As written after Sept. 11, the bill, introduced by Sen. Ernest F. Hollings (D-S.C.), could have prohibited any labor work action at ports that obstructed the flow of commerce, considering them acts of terrorism. The bill would also screen and ban waterfront workers from the docks as security risks.
Realizing the danger this posed, the West Coast International Longshore and Warehouse Union (ILWU) jumped in with both feet to stop the “security at all costs” train. After months of lobbying in Washington, DC, the ILWU was successful in deleting the provision that could have made making any strike, job action or labor dispute a criminal offense. While the bill still contains anti-labor provisions, the removal of this one was a major victory.
“A few months ago it seemed we could not slow this bill steamrolling through Congress. But we have,” said James Spinosa, ILWU international president in the January issue of The Dispatcher, the union’s publication. “We have more allies on board and cooler heads are considering our reasoned proposals.”
While the ILWU began this fight single-handedly, they now have the support of the East and Gulf Coast International Longshoremen’s Association, the Teamsters, the AFL-CIO’s Transportation Trades Department and other maritime unions.
The bill was already before Congress before Sept. 11, but when originially introduced it targeted the war on drugs, not the war on terrorism. It had been introduced after some Florida longshore workers were allegedly aiding a drug smuggling operation. Using the incident, anti-labor legislators rushed to require criminal background checks on all longshore workers.
After Sept. 11, the bill was renamed as anti-terrorist legislation. Treating longshore workers as terrorist threats, the bill pressed for criminal background checks, creating a situation where workers could lose their jobs because of long-past incidents.

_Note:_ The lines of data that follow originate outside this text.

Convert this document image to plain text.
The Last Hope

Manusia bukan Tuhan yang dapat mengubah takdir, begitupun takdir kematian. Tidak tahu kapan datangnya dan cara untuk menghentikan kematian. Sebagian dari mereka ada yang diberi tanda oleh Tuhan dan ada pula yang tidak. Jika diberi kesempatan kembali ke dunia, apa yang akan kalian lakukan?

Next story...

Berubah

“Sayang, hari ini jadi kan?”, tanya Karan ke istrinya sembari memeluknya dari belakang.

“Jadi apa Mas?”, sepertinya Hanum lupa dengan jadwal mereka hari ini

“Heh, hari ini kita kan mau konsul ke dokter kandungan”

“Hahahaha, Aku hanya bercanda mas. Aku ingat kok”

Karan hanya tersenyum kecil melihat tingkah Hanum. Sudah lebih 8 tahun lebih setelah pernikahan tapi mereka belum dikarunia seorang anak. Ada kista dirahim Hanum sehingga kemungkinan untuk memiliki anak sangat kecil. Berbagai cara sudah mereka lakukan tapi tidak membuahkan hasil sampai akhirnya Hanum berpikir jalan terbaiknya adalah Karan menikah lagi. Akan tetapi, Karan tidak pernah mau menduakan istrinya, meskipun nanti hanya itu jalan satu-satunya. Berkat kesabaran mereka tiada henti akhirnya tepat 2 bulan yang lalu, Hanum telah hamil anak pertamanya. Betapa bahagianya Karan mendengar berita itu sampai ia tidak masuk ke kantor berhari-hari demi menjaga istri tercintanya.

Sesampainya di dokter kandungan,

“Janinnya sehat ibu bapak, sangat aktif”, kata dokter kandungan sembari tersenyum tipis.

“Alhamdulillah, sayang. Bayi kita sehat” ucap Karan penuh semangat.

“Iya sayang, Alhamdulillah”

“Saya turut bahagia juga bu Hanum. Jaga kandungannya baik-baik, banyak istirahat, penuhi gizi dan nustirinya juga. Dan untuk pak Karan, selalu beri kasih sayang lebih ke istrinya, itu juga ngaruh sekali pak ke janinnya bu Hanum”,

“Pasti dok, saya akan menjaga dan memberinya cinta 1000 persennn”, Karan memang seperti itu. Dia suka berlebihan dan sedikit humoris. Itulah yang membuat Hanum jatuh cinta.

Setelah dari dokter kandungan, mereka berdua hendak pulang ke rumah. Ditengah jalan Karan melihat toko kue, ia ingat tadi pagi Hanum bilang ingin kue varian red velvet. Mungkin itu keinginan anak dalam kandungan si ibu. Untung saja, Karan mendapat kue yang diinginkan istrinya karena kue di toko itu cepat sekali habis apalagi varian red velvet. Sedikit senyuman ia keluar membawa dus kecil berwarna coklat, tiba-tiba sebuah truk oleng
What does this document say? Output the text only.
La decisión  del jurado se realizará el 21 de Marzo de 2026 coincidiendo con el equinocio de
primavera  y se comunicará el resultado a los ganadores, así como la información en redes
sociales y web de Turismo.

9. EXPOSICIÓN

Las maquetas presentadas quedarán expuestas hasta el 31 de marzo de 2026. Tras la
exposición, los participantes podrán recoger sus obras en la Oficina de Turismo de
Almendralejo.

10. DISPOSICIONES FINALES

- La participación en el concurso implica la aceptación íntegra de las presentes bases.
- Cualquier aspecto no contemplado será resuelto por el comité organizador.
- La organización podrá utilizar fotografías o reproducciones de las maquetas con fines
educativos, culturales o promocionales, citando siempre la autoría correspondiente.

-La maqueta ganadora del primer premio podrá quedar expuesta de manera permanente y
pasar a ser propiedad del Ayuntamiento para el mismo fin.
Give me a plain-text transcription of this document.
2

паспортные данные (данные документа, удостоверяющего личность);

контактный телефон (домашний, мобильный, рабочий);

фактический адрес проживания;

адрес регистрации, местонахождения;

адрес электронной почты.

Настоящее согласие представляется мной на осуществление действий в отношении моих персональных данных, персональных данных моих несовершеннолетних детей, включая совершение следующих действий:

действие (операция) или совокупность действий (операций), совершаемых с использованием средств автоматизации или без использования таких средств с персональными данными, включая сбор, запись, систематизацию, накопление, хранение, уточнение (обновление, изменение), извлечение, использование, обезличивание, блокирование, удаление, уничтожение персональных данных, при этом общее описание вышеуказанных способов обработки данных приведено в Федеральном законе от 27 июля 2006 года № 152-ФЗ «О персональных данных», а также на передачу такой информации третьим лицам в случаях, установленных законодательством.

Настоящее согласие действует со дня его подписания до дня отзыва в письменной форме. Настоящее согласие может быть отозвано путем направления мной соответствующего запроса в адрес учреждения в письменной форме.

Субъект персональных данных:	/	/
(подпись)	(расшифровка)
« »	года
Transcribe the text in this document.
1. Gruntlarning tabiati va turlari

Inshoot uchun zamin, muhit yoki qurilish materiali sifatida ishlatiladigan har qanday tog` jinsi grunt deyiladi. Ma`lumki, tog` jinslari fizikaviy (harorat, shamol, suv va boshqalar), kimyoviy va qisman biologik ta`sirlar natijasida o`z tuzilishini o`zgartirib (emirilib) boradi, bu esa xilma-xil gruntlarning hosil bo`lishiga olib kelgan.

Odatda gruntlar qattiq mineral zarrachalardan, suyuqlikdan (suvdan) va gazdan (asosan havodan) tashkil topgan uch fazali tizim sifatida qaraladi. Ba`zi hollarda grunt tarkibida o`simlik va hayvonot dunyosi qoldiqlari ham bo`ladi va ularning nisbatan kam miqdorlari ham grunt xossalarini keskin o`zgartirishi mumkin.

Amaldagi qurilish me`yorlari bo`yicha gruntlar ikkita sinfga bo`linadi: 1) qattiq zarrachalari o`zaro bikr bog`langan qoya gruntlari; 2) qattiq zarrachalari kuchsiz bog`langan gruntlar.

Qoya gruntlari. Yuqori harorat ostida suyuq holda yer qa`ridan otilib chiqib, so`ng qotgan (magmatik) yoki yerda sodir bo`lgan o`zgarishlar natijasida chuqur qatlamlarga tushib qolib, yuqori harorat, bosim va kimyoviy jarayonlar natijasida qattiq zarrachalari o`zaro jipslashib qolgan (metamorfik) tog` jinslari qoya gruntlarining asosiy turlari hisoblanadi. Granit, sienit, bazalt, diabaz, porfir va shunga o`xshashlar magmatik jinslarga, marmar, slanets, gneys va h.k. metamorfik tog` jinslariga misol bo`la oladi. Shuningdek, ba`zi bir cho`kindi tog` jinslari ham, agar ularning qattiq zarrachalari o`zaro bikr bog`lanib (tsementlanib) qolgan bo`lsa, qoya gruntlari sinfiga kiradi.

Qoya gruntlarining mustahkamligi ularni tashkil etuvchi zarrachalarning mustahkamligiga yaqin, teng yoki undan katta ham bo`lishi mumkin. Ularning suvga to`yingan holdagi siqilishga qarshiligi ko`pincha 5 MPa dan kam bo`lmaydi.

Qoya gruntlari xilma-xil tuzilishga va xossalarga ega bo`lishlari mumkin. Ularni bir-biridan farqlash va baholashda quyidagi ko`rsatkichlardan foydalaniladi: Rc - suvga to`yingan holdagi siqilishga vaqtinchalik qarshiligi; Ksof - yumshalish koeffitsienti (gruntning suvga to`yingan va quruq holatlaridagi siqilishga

Just before Congress adjourned for its holiday break Dec. 20, the U.S. Senate passed a version of the bill. Before final approval, it contained the provision prohibiting union actions. With the support of Senators Patrick Leahy (D-Vt.) and Maria Cantwell (D-Wash.), the ILWU succeeded in getting the section removed.
While the Senate version still contains the criminal background checks for union members, the ILWU was able to reduce the span of time that checks for felony convictions from the last 10 years to the last seven years. It would also pertain only to workers with access to ocean and passenger manifests and for those who work in “controlled access areas.”
The issue of what are “controlled access areas,” would be worked out by the Secretary of Transportation in consultation with local port security committees, which the bill now stipulates must have representatives of longshore unions or other transportation workers.
The ILWU will continue its battle to change the bill into one with authentic security provisions rather than anti-worker measures as the legislation goes to the designated House Committees.